- Theatrical release poster
- Directed by: Keith Larsen
- Written by: Lew Antonio
- Produced by: Keith Larsen
- Starring: Dennis Weaver; Vera Miles; Keith Larsen; Leopoldo Salcedo;
- Cinematography: Herbert Theis
- Edited by: Anthony Di Marco; George Shrader;
- Production companies: Batangas Productions; D.I.B.A. Productions Media;
- Distributed by: Manson Distributing Corporation
- Release date: November 1968 (U.S.);
- Running time: 100 min
- Country: United States
- Language: English

= Mission Batangas =

Mission Batangas is a 1968 American action-adventure war film directed by Keith Larsen. Set during World War II, the film stars Dennis Weaver, Vera Miles, and Larsen himself, and follows a mercenary American pilot who becomes involved in a plot to hide the Philippine government's gold reserves from invading Japanese forces. The film was shot on location in the Philippines and features a supporting cast of prominent Filipino character actors.

==Plot==
Set against the backdrop of the 1942 Japanese invasion of the Philippines, the story follows Chip Corbett, a private American pilot who smuggles refugees out of the country for a fee. His final job goes awry when his passenger is killed by local rebels while onboarding, resulting in a crash landing on the island of Corregidor. Amidst the wreckage, Corbett crosses paths with Joan Barnes, a missionary nurse, and Colonel Turner, who leads a stranded military garrison. The group is in the middle of a desperate operation to smuggle the nation's gold reserves out via barge to a waiting U.S. submarine, but their plans are derailed.

Determined to keep the treasure out of enemy hands, the rebels decide to sink the barge using a makeshift explosive, intending to recover the sunken gold after the war. Corbett offers to pilot the bombing run, provided they can secure an aircraft. Joan points out that her father, who runs an inland mission, possesses a small seaplane.
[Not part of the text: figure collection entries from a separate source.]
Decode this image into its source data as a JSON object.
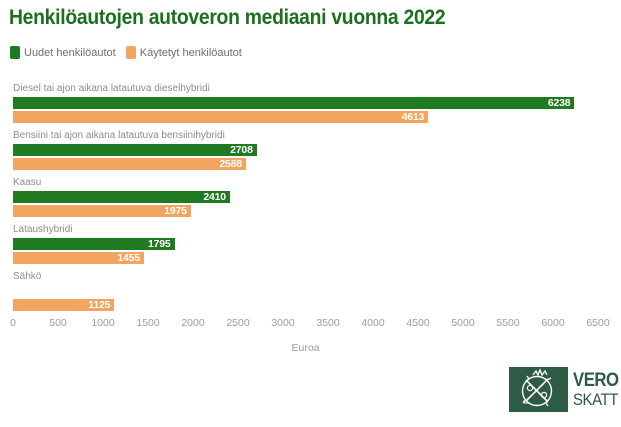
{
  "title": "Henkilöautojen autoveron mediaani vuonna 2022",
  "legend": [
    {
      "label": "Uudet henkilöautot",
      "color": "#1f7a21"
    },
    {
      "label": "Käytetyt henkilöautot",
      "color": "#f2a55f"
    }
  ],
  "chart_data": {
    "type": "bar",
    "orientation": "horizontal",
    "title": "Henkilöautojen autoveron mediaani vuonna 2022",
    "categories": [
      "Diesel tai ajon aikana latautuva dieselhybridi",
      "Bensiini tai ajon aikana latautuva bensiinihybridi",
      "Kaasu",
      "Lataushybridi",
      "Sähkö"
    ],
    "series": [
      {
        "name": "Uudet henkilöautot",
        "color": "#1f7a21",
        "values": [
          6238,
          2708,
          2410,
          1795,
          null
        ]
      },
      {
        "name": "Käytetyt henkilöautot",
        "color": "#f2a55f",
        "values": [
          4613,
          2588,
          1975,
          1455,
          1125
        ]
      }
    ],
    "xlabel": "Euroa",
    "ylabel": "",
    "xlim": [
      0,
      6500
    ],
    "ticks": [
      0,
      500,
      1000,
      1500,
      2000,
      2500,
      3000,
      3500,
      4000,
      4500,
      5000,
      5500,
      6000,
      6500
    ],
    "grid": false,
    "legend_position": "top-left",
    "value_labels": "inside-end-white"
  },
  "logo": {
    "line1": "VERO",
    "line2": "SKATT"
  },
  "colors": {
    "title_green": "#1a701d",
    "bar_new_green": "#1f7a21",
    "bar_used_orange": "#f2a55f",
    "logo_green": "#2d5b44",
    "category_label_gray": "#8d8d8d",
    "axis_gray": "#9c9c9c",
    "legend_text_gray": "#6e6e6e",
    "value_text": "#ffffff",
    "background": "#ffffff"
  }
}
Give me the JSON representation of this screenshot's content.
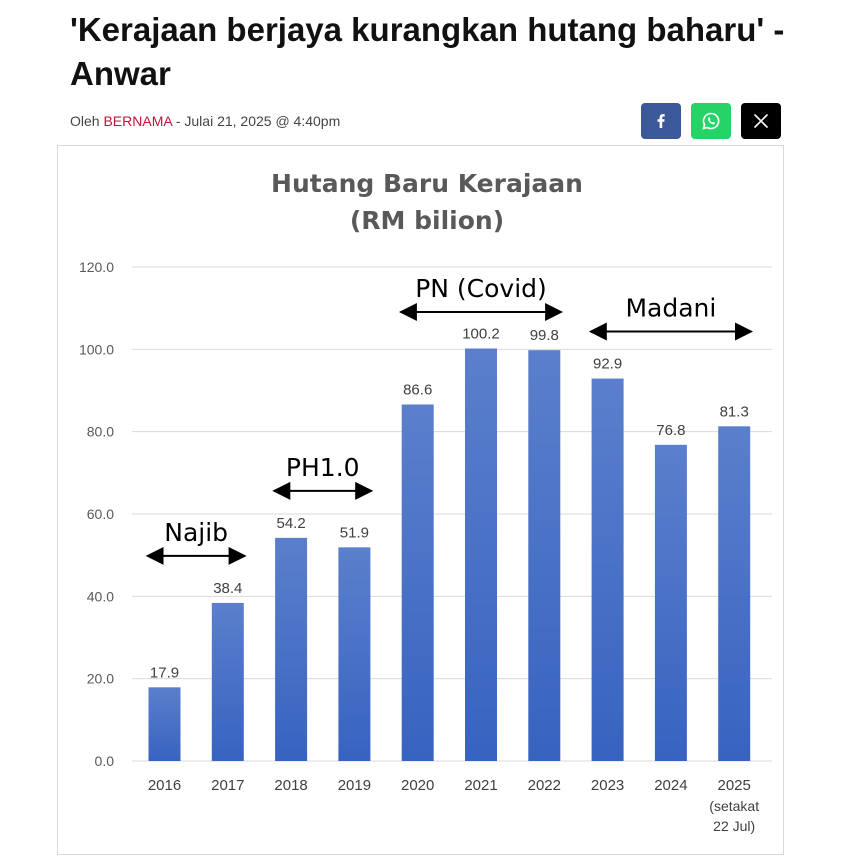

The group embarks on a treacherous jungle path to retrieve the plane, pursued by enemy troops. During a deadly ambush, Colonel Turner is killed, but the survivors are rescued by a local indigenous headhunting tribe allied with Joan—they kill the pursuers using poisoned blowdarts. Joan sustains fatal injuries during the firefight and passes away shortly after they arrive at the mission. Deeply affected by her death, Corbett abandons his selfish motives and pledges his loyalty to the Philippine resistance, launching the seaplane for what he knows will be a fatal attack.

==Cast==
- Dennis Weaver as Chip Corbett, the mercenary pilot
- Vera Miles as Joan Barnes, the missionary nurse
- Keith Larsen as Colonel Turner, the Philippine guerrilla commandant
- Leopoldo Salcedo as Santos
- Helen Thompson as Maria
- Vic Diaz as a smuggler
- Bruno Punzalan as Yamata
- Fred Galang as Francisco

==Production==
Mission Batangas was filmed on location in the Philippines in 1967. The film was produced by Keith Larsen, who also directed, co-wrote the story, and starred in the movie.